La jefa de la banda populista publicó extenso documento, que, detrás de las críticas más conocidas hacia algunos aspectos de la política económica del gobierno nacional, aclaró -entre líneas, para mantener las apariencias- su acuerdo con aspectos centrales del plan de ajuste, como el endeudamiento y la reforma laboral.
Aunque criticó el
actual nivel de endeudamiento -proveniente de los tejes y manejes de Caputo,
cuando comandaba la cartera económica en el gobierno de Macri- explicó que una
deuda “razonable” es más que necesaria y aceptable. ¡Por eso, durante su
gobierno y el de Néstor, no solo no hubo des endeudamiento -como suelen mentir-
sino que la deuda pública, junto con la extranjerización de los recursos y la
tierra, crecieron exponencialmente!
Tras la confiscación de los depósitos, la
pesificación asimétrica, Boden 2012 y el canje de la deuda, a fines de 2005,
durante el gobierno de Néstor Kirchner, la deuda pública sumaba U$S 154.270 millones.

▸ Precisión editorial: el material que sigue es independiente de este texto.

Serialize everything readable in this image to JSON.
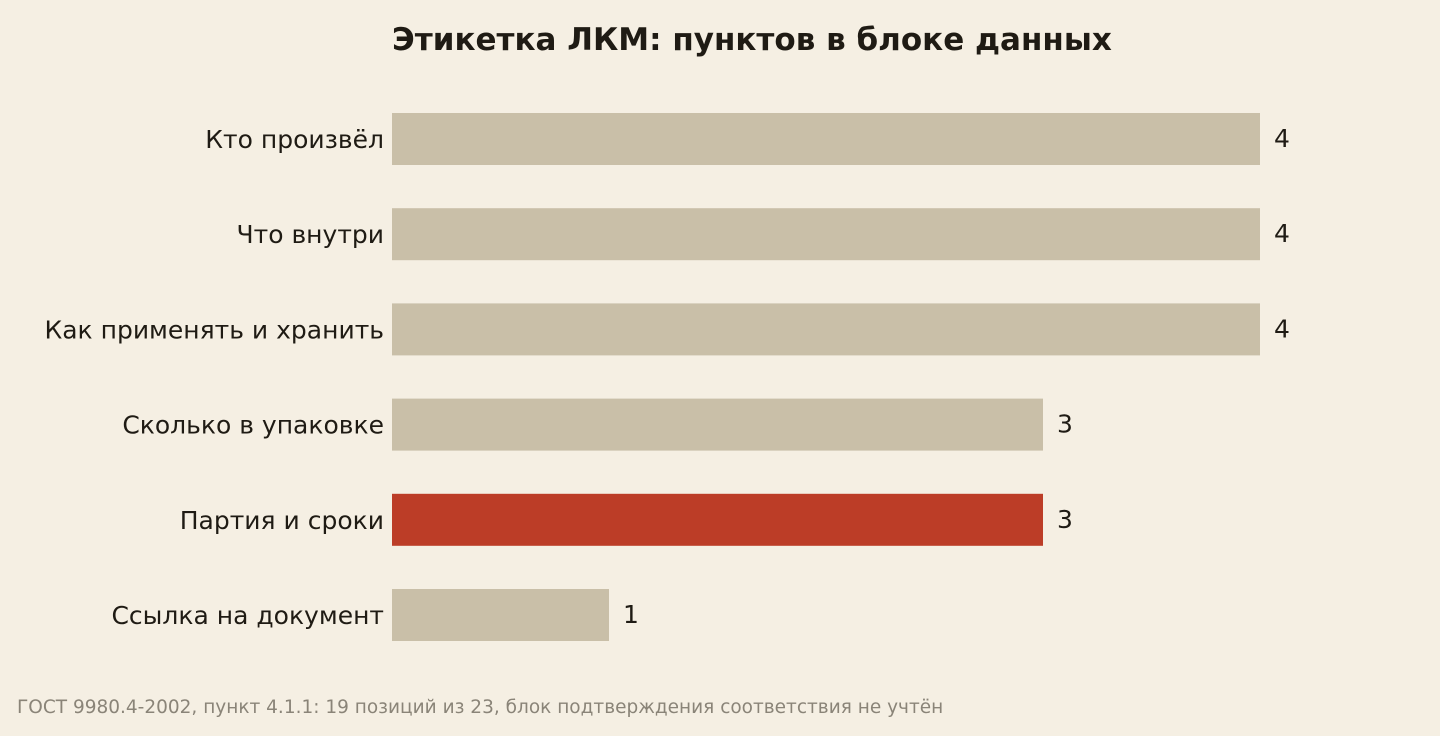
{
  "chart_data": {
    "type": "bar",
    "orientation": "horizontal",
    "title": "Этикетка ЛКМ: пунктов в блоке данных",
    "categories": [
      "Кто произвёл",
      "Что внутри",
      "Как применять и хранить",
      "Сколько в упаковке",
      "Партия и сроки",
      "Ссылка на документ"
    ],
    "values": [
      4,
      4,
      4,
      3,
      3,
      1
    ],
    "value_labels": [
      "4",
      "4",
      "4",
      "3",
      "3",
      "1"
    ],
    "highlight_index": 4,
    "xlim": [
      0,
      4
    ],
    "grid": false,
    "colors": {
      "bar": "#c9bfa8",
      "highlight": "#bc3d27",
      "text": "#1f1b14",
      "note": "#8a8478",
      "background": "#f5efe3"
    }
  },
  "footnote": "ГОСТ 9980.4-2002, пункт 4.1.1: 19 позиций из 23, блок подтверждения соответствия не учтён"
}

Cristina Kirchner
dejó el Gobierno con la deuda en US$ 240.665 millones, un incremento de US$
80.635 millones, en medio de un ascendente proceso de fuga de capitales.

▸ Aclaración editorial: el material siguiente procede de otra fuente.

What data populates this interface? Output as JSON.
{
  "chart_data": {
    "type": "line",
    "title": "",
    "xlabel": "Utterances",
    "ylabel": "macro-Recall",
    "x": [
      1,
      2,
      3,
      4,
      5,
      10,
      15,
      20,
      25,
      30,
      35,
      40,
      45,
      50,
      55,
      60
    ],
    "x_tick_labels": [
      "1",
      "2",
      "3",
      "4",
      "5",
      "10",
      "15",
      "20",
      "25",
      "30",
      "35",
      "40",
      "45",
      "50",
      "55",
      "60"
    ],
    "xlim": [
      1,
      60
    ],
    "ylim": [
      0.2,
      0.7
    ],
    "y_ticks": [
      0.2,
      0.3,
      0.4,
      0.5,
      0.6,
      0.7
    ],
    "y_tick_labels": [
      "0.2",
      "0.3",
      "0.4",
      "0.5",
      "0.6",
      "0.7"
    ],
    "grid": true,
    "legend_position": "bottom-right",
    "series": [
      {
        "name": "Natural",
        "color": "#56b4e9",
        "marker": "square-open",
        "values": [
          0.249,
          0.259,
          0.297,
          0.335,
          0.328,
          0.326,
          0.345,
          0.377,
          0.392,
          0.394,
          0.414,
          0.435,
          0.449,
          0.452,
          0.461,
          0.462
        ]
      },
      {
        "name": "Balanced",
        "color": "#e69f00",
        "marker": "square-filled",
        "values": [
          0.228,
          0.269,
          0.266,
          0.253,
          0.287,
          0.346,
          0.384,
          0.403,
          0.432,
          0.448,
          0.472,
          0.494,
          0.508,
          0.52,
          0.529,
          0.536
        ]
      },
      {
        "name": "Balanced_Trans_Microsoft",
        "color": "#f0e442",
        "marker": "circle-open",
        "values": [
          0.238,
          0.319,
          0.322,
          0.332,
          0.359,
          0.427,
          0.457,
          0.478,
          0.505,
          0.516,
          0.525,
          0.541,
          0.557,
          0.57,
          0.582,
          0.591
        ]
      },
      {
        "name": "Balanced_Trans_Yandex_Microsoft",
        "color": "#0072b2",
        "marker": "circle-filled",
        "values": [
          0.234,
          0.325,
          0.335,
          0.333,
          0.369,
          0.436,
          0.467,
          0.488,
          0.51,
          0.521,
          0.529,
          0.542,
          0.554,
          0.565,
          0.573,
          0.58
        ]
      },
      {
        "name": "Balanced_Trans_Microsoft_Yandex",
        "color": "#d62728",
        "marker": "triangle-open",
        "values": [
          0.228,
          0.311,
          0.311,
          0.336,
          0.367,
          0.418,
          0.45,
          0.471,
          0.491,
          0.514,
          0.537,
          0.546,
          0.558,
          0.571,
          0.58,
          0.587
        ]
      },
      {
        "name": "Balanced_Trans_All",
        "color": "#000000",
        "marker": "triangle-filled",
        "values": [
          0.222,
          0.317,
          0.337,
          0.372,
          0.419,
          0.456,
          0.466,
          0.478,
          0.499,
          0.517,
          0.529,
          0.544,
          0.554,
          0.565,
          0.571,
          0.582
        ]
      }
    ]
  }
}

Primero hubo una fuerte salida de capitales entre 2007 y 2011 y luego en
2014/2015[1].
El otro aspecto medular de la política de Milei, que hasta ahora fue bochado por la justicia: los cambios reaccionarios en la legislación laboral que reclaman los empresarios de todos los colores, fue reivindicado sin tapujos por Cristina, que, de esa manera, demostró de qué lugar del mostrador está ubicada a la hora de encarar las relaciones entre obreros y patronos.

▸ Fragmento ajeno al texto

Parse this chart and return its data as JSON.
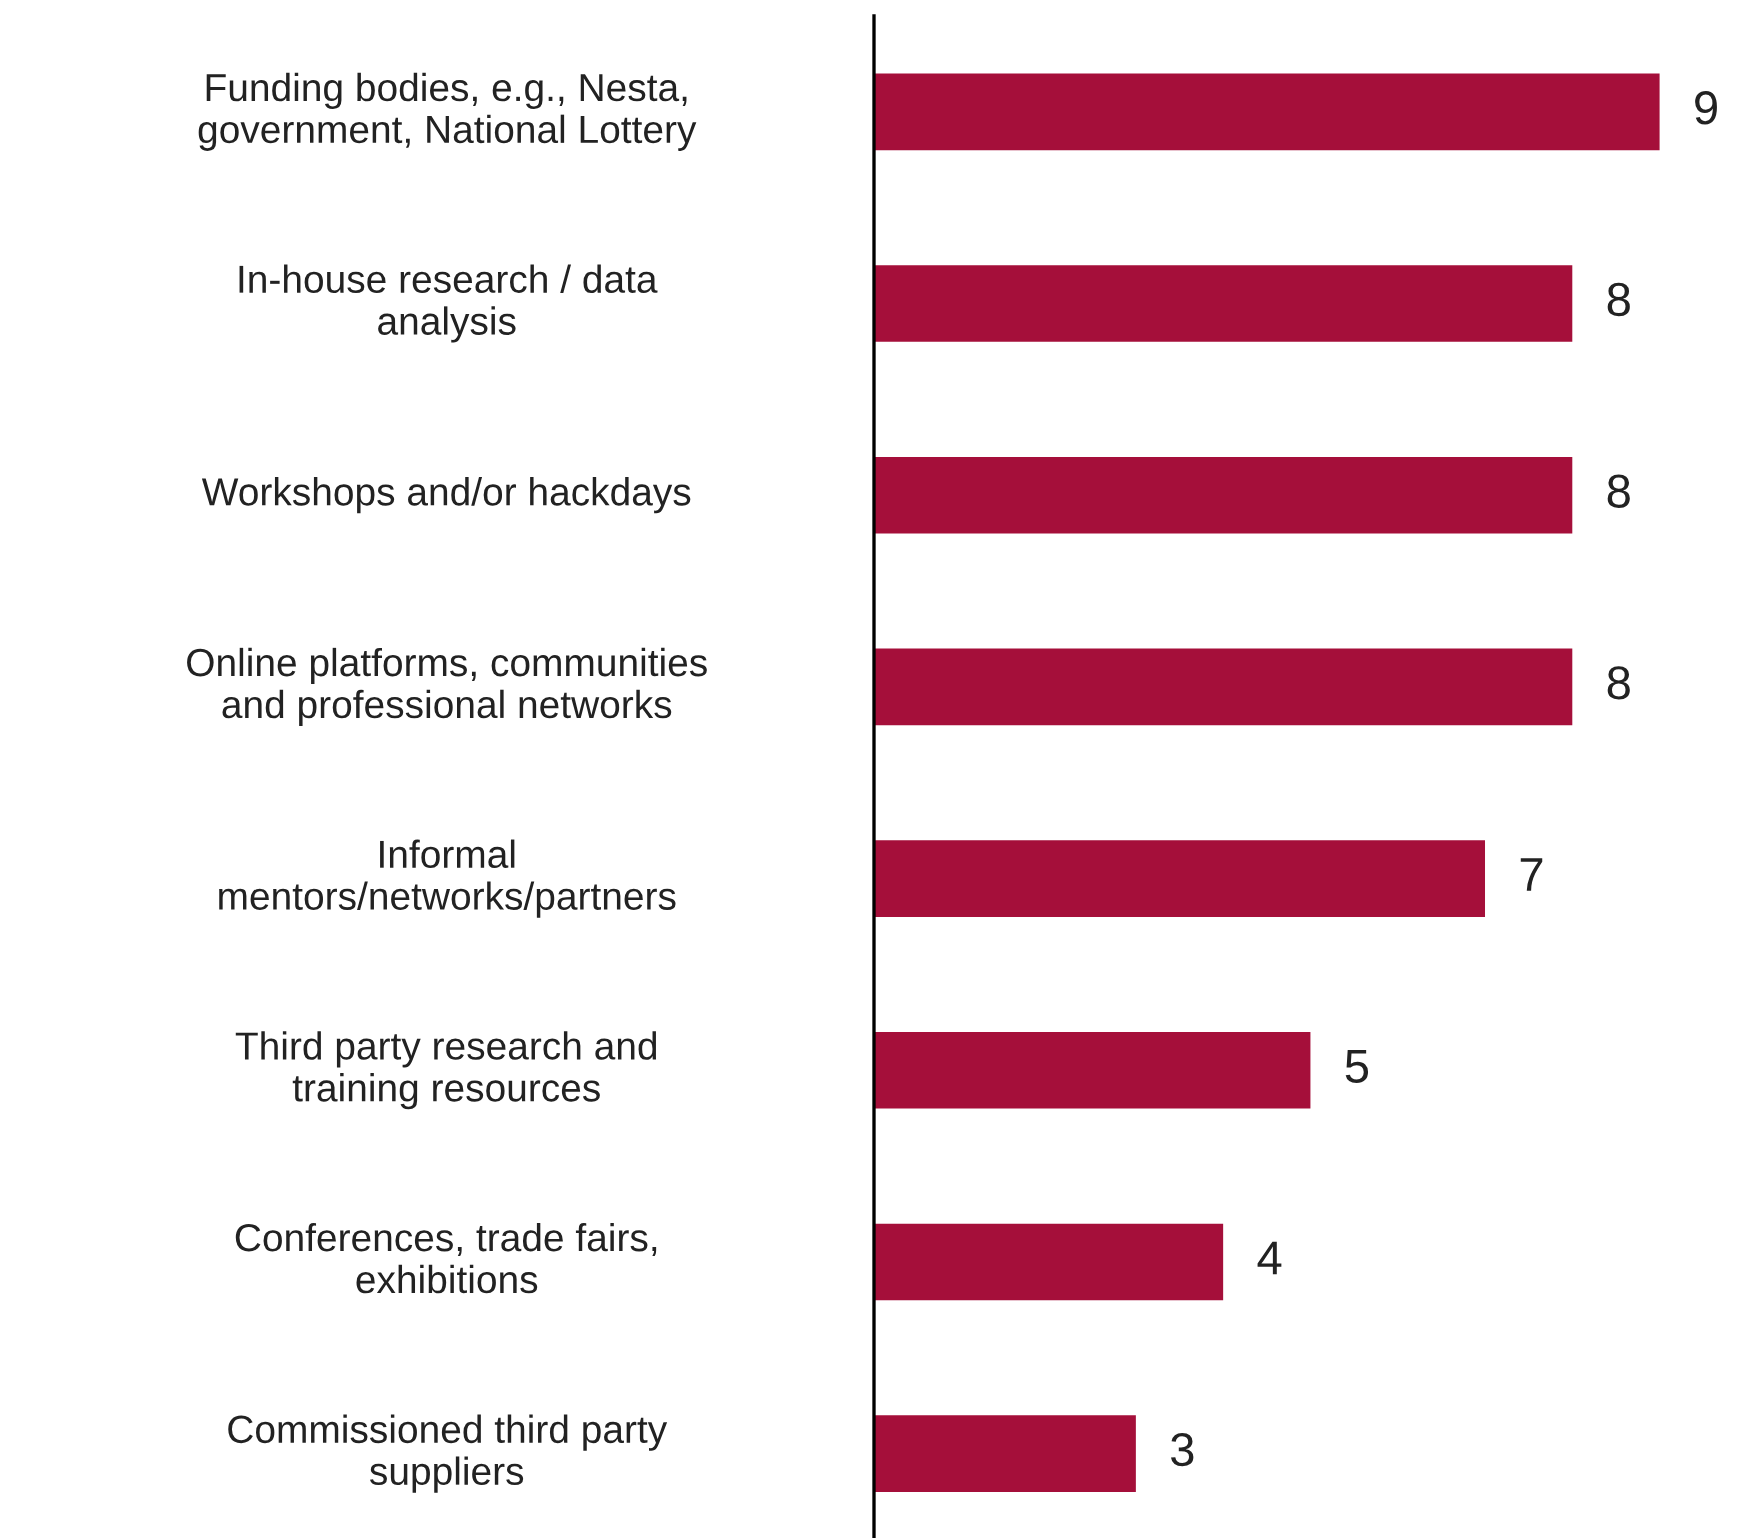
{
  "chart_data": {
    "type": "bar",
    "orientation": "horizontal",
    "data_labels": true,
    "grid": false,
    "legend": false,
    "tick_labels": "y",
    "categories": [
      "Funding bodies, e.g., Nesta,\ngovernment, National Lottery",
      "In-house research / data\nanalysis",
      "Workshops and/or hackdays",
      "Online platforms, communities\nand professional networks",
      "Informal\nmentors/networks/partners",
      "Third party research and\ntraining resources",
      "Conferences, trade fairs,\nexhibitions",
      "Commissioned third party\nsuppliers"
    ],
    "values": [
      9,
      8,
      8,
      8,
      7,
      5,
      4,
      3
    ],
    "color": "#a50f3a"
  }
}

Con una lógica similar, Cristina remarcó dentro de los debates pendientes la discusión de un “plan de actualización laboral que brinde respuestas a las nuevas formas de relaciones laborales surgidas a la luz de los avances tecnológicos y de una pandemia que trastocó todos y cada uno de los ámbitos de la vida de las personas”. “Teletrabajo y plataformas digitales, que intermedian entre oferta y demanda[2].
Desde Convergencia Socialista dijimos que, más allá de las formas y los ritmos, el plan Milei no era otra cosa que la continuidad del Plan Massa, ya que se apoya en tres ejes comunes: el impuesto inflacionario, para destruir el poder adquisitivo de los salarios, y el aumento del endeudamiento externo, para financiar el funcionamiento del Estado, y la profundización de las políticas extractivistas, que van de la mano de la entrega de los recursos.
Esto, que es fácil de entender, ya que la realidad lo demuestra con total y absoluta claridad, también se puede ver en el documento cristinista, que, más allá de sus formas e intentos de ocultar lo esencial, sigue la línea del cipayaje más abyecto, que pinta de cuerpo y alma a las conducciones de todos los partidos pro patronales de la Argentina.
La clase
trabajadora debe romper con estos personajes y sus políticas al servicio de un
sistema, el capitalismo, que ya no da más y que en su etapa final de decadencia
solo tiene para ofrecer hambre, miseria, desocupación y súper explotación. La
izquierda revolucionaria es la única capaz de sacar al país de la crisis,
impulsando y concretando una revolución de carácter socialista.